Aparté la mirada. Me daba vergüenza admitirlo, pero Marta era muy diferente a mí. Ella era valiente, extrovertida, decidida. Yo apenas me atrevía a sostenerle la mirada a la gente.

—No eres la primera que me llama loca —dijo riendo—Pero aun así, mi idea es magnífica!—se levantó de un salto—. ¿No quieres saber quién es ese chico? ¿No quieres escuchar su voz de cerca? ¿Ver si todo lo que sientes es real?

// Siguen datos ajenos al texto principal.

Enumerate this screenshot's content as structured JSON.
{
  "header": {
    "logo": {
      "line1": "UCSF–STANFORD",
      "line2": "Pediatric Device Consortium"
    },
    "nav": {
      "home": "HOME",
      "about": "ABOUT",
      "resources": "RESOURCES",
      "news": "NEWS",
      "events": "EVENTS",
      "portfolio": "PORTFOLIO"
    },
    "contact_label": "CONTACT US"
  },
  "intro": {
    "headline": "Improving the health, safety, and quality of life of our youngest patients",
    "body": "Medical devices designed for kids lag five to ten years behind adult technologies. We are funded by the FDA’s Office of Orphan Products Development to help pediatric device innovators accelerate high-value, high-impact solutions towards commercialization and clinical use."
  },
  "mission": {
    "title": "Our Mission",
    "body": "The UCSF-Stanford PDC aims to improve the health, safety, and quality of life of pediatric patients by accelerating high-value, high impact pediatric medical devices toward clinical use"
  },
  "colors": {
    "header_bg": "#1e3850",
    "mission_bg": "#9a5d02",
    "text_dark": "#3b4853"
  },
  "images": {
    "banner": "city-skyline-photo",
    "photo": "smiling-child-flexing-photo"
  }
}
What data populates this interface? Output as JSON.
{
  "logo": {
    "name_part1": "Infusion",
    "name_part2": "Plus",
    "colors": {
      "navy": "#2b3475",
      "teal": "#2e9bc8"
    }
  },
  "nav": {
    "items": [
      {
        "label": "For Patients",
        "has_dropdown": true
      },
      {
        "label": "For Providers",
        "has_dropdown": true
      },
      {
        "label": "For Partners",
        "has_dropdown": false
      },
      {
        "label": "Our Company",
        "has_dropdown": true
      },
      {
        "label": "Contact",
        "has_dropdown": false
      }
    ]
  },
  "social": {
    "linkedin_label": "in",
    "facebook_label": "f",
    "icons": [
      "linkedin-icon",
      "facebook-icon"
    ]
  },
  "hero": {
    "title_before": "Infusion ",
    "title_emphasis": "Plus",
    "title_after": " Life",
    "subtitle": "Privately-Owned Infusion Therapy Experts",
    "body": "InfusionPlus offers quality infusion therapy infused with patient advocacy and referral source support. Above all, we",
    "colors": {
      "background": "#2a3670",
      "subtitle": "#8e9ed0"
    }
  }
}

No supe por qué, pero sentí algo recorrerme. Una chispa, una adrenalina inesperada. ¿Y si de verdad podía hacerlo? ¿Y si podía salir, solo una vez, y respirar aire que no fuera de este palacio?

—¿Y cómo podrías ayudarme tú? —le pregunté, cruzando los brazos, tratando de sonar incrédula, aunque por dentro ardía de curiosidad.

Una sonrisa casi malvada se dibujó en sus labios. Me miró como si ya tuviera todo resuelto.

—Eso, cariño... déjamelo a mí —me guiñó un ojo.

—¿Qué puedes hacer tú? Sabes que en este castillo, la única palabra que vale es la de mi padre.

Mi voz sonó insegura. Ella lo notó, pero no dijo nada.

Solo me devolvió esa sonrisa que tenía el poder de convencer a cualquiera de hacer locuras.
La idea era un fuego peligroso. Pero ardía con fuerza en mi interior.